Diener Lenz Verena · Ständerat · Zürich · Grünliberale Fraktion · 2012-11-28

Wortprotokoll

Was sind wir für ein glückliches Land und für ein glücklicher Rat, der sich zu einem solchen Thema so viel Zeit nehmen kann! Es wäre vielleicht auch nicht schlecht gewesen, zweimal leer zu schlucken und noch einmal zu reflektieren.

Wir stellen dieses elektronische Abstimmungsverfahren dar, wie wenn es eine ganze Kultur, eine ganze Politik zerstören könnte. Der Nationalrat macht das seit Jahren, (Zwischenruf Bieri: Wir auch!) ja, interessant ist aber, dass das so negativ dargestellt wird. Es ist doch überhaupt nicht so, dass im Nationalrat alle geschlossen parteitreu stimmen würden, überhaupt nicht. Sie haben gelernt, mit diesem Druck umzugehen.

Man kann hier zwar unsere Kultur zum Mythos emporstilisieren und sagen, sie sei etwas ganz anderes und wir seien besonders dialogfähig. Wenn ich aber sehe, wie verhärtet bei diesem Geschäft die Fronten sind, muss ich sagen, dass das überhaupt nicht für unsere Dialogfähigkeit spricht.

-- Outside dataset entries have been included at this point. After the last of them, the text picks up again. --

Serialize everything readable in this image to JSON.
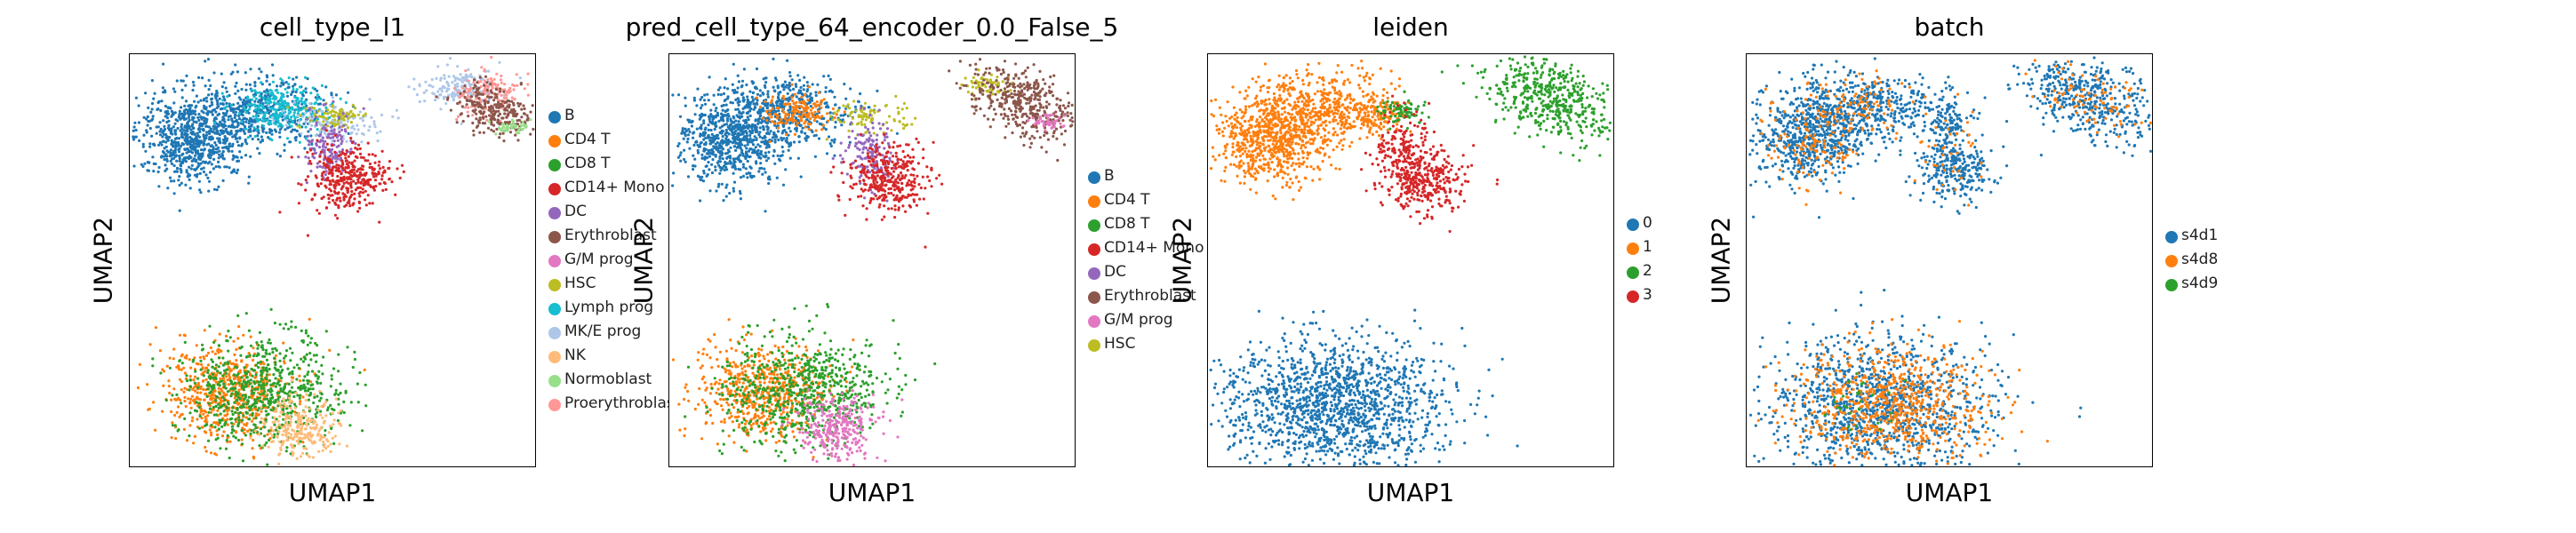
{
  "chart_data": [
    {
      "type": "scatter",
      "title": "cell_type_l1",
      "xlabel": "UMAP1",
      "ylabel": "UMAP2",
      "grid": false,
      "legend_position": "right",
      "categories": [
        "B",
        "CD4 T",
        "CD8 T",
        "CD14+ Mono",
        "DC",
        "Erythroblast",
        "G/M prog",
        "HSC",
        "Lymph prog",
        "MK/E prog",
        "NK",
        "Normoblast",
        "Proerythroblast"
      ],
      "colors": [
        "#1f77b4",
        "#ff7f0e",
        "#2ca02c",
        "#d62728",
        "#9467bd",
        "#8c564b",
        "#e377c2",
        "#bcbd22",
        "#17becf",
        "#aec7e8",
        "#ffbb78",
        "#98df8a",
        "#ff9896"
      ]
    },
    {
      "type": "scatter",
      "title": "pred_cell_type_64_encoder_0.0_False_5",
      "xlabel": "UMAP1",
      "ylabel": "UMAP2",
      "grid": false,
      "legend_position": "right",
      "categories": [
        "B",
        "CD4 T",
        "CD8 T",
        "CD14+ Mono",
        "DC",
        "Erythroblast",
        "G/M prog",
        "HSC"
      ],
      "colors": [
        "#1f77b4",
        "#ff7f0e",
        "#2ca02c",
        "#d62728",
        "#9467bd",
        "#8c564b",
        "#e377c2",
        "#bcbd22"
      ]
    },
    {
      "type": "scatter",
      "title": "leiden",
      "xlabel": "UMAP1",
      "ylabel": "UMAP2",
      "grid": false,
      "legend_position": "right",
      "categories": [
        "0",
        "1",
        "2",
        "3"
      ],
      "colors": [
        "#1f77b4",
        "#ff7f0e",
        "#2ca02c",
        "#d62728"
      ]
    },
    {
      "type": "scatter",
      "title": "batch",
      "xlabel": "UMAP1",
      "ylabel": "UMAP2",
      "grid": false,
      "legend_position": "right",
      "categories": [
        "s4d1",
        "s4d8",
        "s4d9"
      ],
      "colors": [
        "#1f77b4",
        "#ff7f0e",
        "#2ca02c"
      ]
    }
  ]
}
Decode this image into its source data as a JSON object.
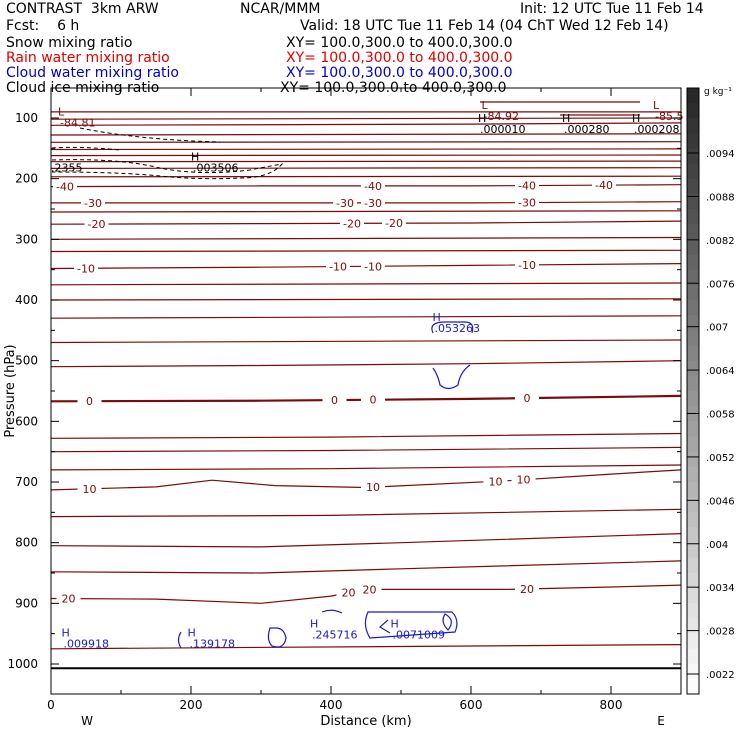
{
  "header": {
    "model": "CONTRAST",
    "config": "3km ARW",
    "org": "NCAR/MMM",
    "init": "Init: 12 UTC Tue 11 Feb 14",
    "fcst_label": "Fcst:",
    "fcst_value": "6 h",
    "valid": "Valid: 18 UTC Tue 11 Feb 14 (04 ChT Wed 12 Feb 14)"
  },
  "legend": [
    {
      "name": "Snow mixing ratio",
      "xy": "XY= 100.0,300.0 to 400.0,300.0",
      "color": "#000000"
    },
    {
      "name": "Rain water mixing ratio",
      "xy": "XY= 100.0,300.0 to 400.0,300.0",
      "color": "#e00000"
    },
    {
      "name": "Cloud water mixing ratio",
      "xy": "XY= 100.0,300.0 to 400.0,300.0",
      "color": "#0000cc"
    },
    {
      "name": "Cloud ice mixing ratio",
      "xy": "XY= 100.0,300.0 to 400.0,300.0",
      "color": "#000000"
    }
  ],
  "colorbar": {
    "unit": "g kg⁻¹",
    "ticks": [
      ".0094",
      ".0088",
      ".0082",
      ".0076",
      ".007",
      ".0064",
      ".0058",
      ".0052",
      ".0046",
      ".004",
      ".0034",
      ".0028",
      ".0022"
    ]
  },
  "chart_data": {
    "type": "contour",
    "xlabel": "Distance (km)",
    "ylabel": "Pressure (hPa)",
    "xlim": [
      0,
      900
    ],
    "ylim": [
      1050,
      65
    ],
    "x_ticks": [
      0,
      200,
      400,
      600,
      800
    ],
    "y_ticks": [
      100,
      200,
      300,
      400,
      500,
      600,
      700,
      800,
      900,
      1000
    ],
    "x_ends": {
      "left": "W",
      "right": "E"
    },
    "isotherm_color": "#7a0b0b",
    "cloud_color": "#1a1acc",
    "temperature_lines": [
      {
        "label": "-40",
        "points": [
          [
            0,
            213
          ],
          [
            300,
            212
          ],
          [
            600,
            212
          ],
          [
            900,
            210
          ]
        ],
        "labels_at": [
          20,
          460,
          680,
          790
        ]
      },
      {
        "label": "-30",
        "points": [
          [
            0,
            240
          ],
          [
            300,
            240
          ],
          [
            600,
            240
          ],
          [
            900,
            238
          ]
        ],
        "labels_at": [
          60,
          420,
          460,
          680
        ]
      },
      {
        "label": "-20",
        "points": [
          [
            0,
            275
          ],
          [
            300,
            274
          ],
          [
            600,
            273
          ],
          [
            900,
            270
          ]
        ],
        "labels_at": [
          65,
          430,
          490
        ]
      },
      {
        "label": "-10",
        "points": [
          [
            0,
            348
          ],
          [
            300,
            346
          ],
          [
            600,
            343
          ],
          [
            900,
            340
          ]
        ],
        "labels_at": [
          50,
          410,
          460,
          680
        ]
      },
      {
        "label": "0",
        "points": [
          [
            0,
            567
          ],
          [
            300,
            566
          ],
          [
            600,
            563
          ],
          [
            900,
            558
          ]
        ],
        "labels_at": [
          55,
          405,
          460,
          680
        ]
      },
      {
        "label": "10",
        "points": [
          [
            0,
            713
          ],
          [
            150,
            708
          ],
          [
            230,
            697
          ],
          [
            320,
            706
          ],
          [
            450,
            709
          ],
          [
            650,
            698
          ],
          [
            800,
            687
          ],
          [
            900,
            680
          ]
        ],
        "labels_at": [
          55,
          460,
          635,
          675
        ]
      },
      {
        "label": "20",
        "points": [
          [
            0,
            892
          ],
          [
            150,
            893
          ],
          [
            300,
            900
          ],
          [
            400,
            888
          ],
          [
            450,
            877
          ],
          [
            650,
            877
          ],
          [
            800,
            873
          ],
          [
            900,
            870
          ]
        ],
        "labels_at": [
          25,
          425,
          455,
          680
        ]
      }
    ],
    "temperature_lines_unlabeled": [
      [
        [
          0,
          90
        ],
        [
          900,
          90
        ]
      ],
      [
        [
          0,
          102
        ],
        [
          900,
          100
        ]
      ],
      [
        [
          0,
          112
        ],
        [
          600,
          110
        ],
        [
          900,
          108
        ]
      ],
      [
        [
          0,
          128
        ],
        [
          900,
          126
        ]
      ],
      [
        [
          0,
          140
        ],
        [
          900,
          139
        ]
      ],
      [
        [
          0,
          152
        ],
        [
          900,
          151
        ]
      ],
      [
        [
          0,
          162
        ],
        [
          900,
          161
        ]
      ],
      [
        [
          0,
          172
        ],
        [
          900,
          171
        ]
      ],
      [
        [
          0,
          183
        ],
        [
          900,
          182
        ]
      ],
      [
        [
          0,
          197
        ],
        [
          900,
          196
        ]
      ],
      [
        [
          0,
          255
        ],
        [
          900,
          253
        ]
      ],
      [
        [
          0,
          300
        ],
        [
          900,
          297
        ]
      ],
      [
        [
          0,
          320
        ],
        [
          900,
          318
        ]
      ],
      [
        [
          0,
          375
        ],
        [
          900,
          372
        ]
      ],
      [
        [
          0,
          400
        ],
        [
          900,
          398
        ]
      ],
      [
        [
          0,
          430
        ],
        [
          900,
          426
        ]
      ],
      [
        [
          0,
          470
        ],
        [
          900,
          466
        ]
      ],
      [
        [
          0,
          510
        ],
        [
          300,
          508
        ],
        [
          600,
          505
        ],
        [
          900,
          500
        ]
      ],
      [
        [
          0,
          628
        ],
        [
          400,
          626
        ],
        [
          900,
          620
        ]
      ],
      [
        [
          0,
          650
        ],
        [
          400,
          648
        ],
        [
          900,
          643
        ]
      ],
      [
        [
          0,
          680
        ],
        [
          400,
          678
        ],
        [
          900,
          672
        ]
      ],
      [
        [
          0,
          757
        ],
        [
          400,
          755
        ],
        [
          900,
          745
        ]
      ],
      [
        [
          0,
          805
        ],
        [
          300,
          807
        ],
        [
          500,
          800
        ],
        [
          900,
          785
        ]
      ],
      [
        [
          0,
          848
        ],
        [
          300,
          850
        ],
        [
          500,
          843
        ],
        [
          900,
          830
        ]
      ],
      [
        [
          0,
          975
        ],
        [
          900,
          968
        ]
      ]
    ],
    "highs_lows": [
      {
        "kind": "L",
        "x": 10,
        "p": 96,
        "value": "-84.81",
        "color": "#7a0b0b"
      },
      {
        "kind": "L",
        "x": 615,
        "p": 85,
        "value": "-84.92",
        "color": "#7a0b0b"
      },
      {
        "kind": "L",
        "x": 860,
        "p": 85,
        "value": "-85.5",
        "color": "#7a0b0b"
      },
      {
        "kind": "H",
        "x": 610,
        "p": 107,
        "value": ".000010",
        "color": "#000000"
      },
      {
        "kind": "H",
        "x": 730,
        "p": 107,
        "value": ".000280",
        "color": "#000000"
      },
      {
        "kind": "H",
        "x": 830,
        "p": 107,
        "value": ".000208",
        "color": "#000000"
      },
      {
        "kind": "H",
        "x": 200,
        "p": 170,
        "value": ".003506",
        "color": "#000000"
      },
      {
        "kind": "",
        "x": 0,
        "p": 170,
        "value": ".2355",
        "color": "#000000"
      },
      {
        "kind": "H",
        "x": 545,
        "p": 435,
        "value": ".053263",
        "color": "#1a1acc"
      },
      {
        "kind": "H",
        "x": 15,
        "p": 955,
        "value": ".009918",
        "color": "#1a1acc"
      },
      {
        "kind": "H",
        "x": 195,
        "p": 955,
        "value": ".139178",
        "color": "#1a1acc"
      },
      {
        "kind": "H",
        "x": 370,
        "p": 940,
        "value": ".245716",
        "color": "#1a1acc"
      },
      {
        "kind": "H",
        "x": 485,
        "p": 940,
        "value": ".0071009",
        "color": "#1a1acc"
      }
    ]
  }
}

Wir, die in der letzten Abstimmung knapp obsiegt haben, sind bereit, zu einem ganz kleinen Teilschritt Hand zu bieten, weil wir uns gewohnt sind, dass wir nicht absolute Verlierer und nicht absolute Gewinner haben wollen, sondern miteinander eine Lösung suchen wollen. Das ist doch das, was hier permanent heraufbeschworen wird, wenn man sich gegen diese elektronische Abstimmung wehrt! Und jetzt, bei diesem Geschäft, bei dem es darum ginge, einen kleinen Schritt aufeinander zuzugehen, da mauert die Gruppe, die das letzte Mal verloren hat. Sie sagt, das komme nicht infrage, auch dieser kleine Teilschritt sei für sie ein No-go. Grotesker kann die Situation eigentlich gar nicht mehr sein: Man beruft sich auf eine Gesprächs-, Dialog- und Konsenskultur, und gleichzeitig verhält man sich bei dieser Frage hier so absolut.

Ich hätte sehr gerne volle Transparenz, weil ich auch der Meinung bin, dass die Zwischenabstimmungen politisch viel interessanter sind als die Schlussabstimmungen. Aber ich würde meinen, dass dieser erste Schritt uns die Möglichkeit gibt, mit diesem System zu üben. Darum war ich auch in der Kommission der Meinung, es sei ein erster richtiger Schritt. Eine nächste Generation in diesem Ratssaal wird dann vielleicht die Möglichkeit haben, volle Transparenz zu schaffen.

Unsere Kultur lebt oder stirbt durch die Voten, die hier fallen, durch das persönliche Verhalten. Es geht doch darum, dass wir einen respektvollen Umgang miteinander pflegen. Das kann ich unabhängig davon tun, ob ich nun elektronisch abstimme oder nicht.

Ich habe Urs Schwaller zugehört - draussen im Vorzimmer, am Fernseher; manchmal ist das noch spannender, als wenn man im Saal sitzt -: Sein Votum beinhaltete keine Stellungnahme zur Frage der Ergebnissicherheit. Ich bin jetzt schon das sechste Jahr in diesem Ratssaal. Ich muss sagen, dass ich einige Male ein ungutes Gefühl hatte, weil ich mich fragte, ob das, was gezählt wurde, wirklich dem Willen der Ja- und Nein-Stimmenden entsprach. Ich finde, die Gewährleistung, dass das Resultat stimmt, ist etwas absolut Zentrales bei Abstimmungen. Das ist für mich der Hauptgrund für die Zustimmung.

Ich bitte Sie alle, sich doch noch einmal zu überlegen, ob Sie nicht bereit sind, diesen ersten, kleinen Schritt zu machen und uns die Möglichkeit zu geben, unsere Kultur trotzdem zu erhalten.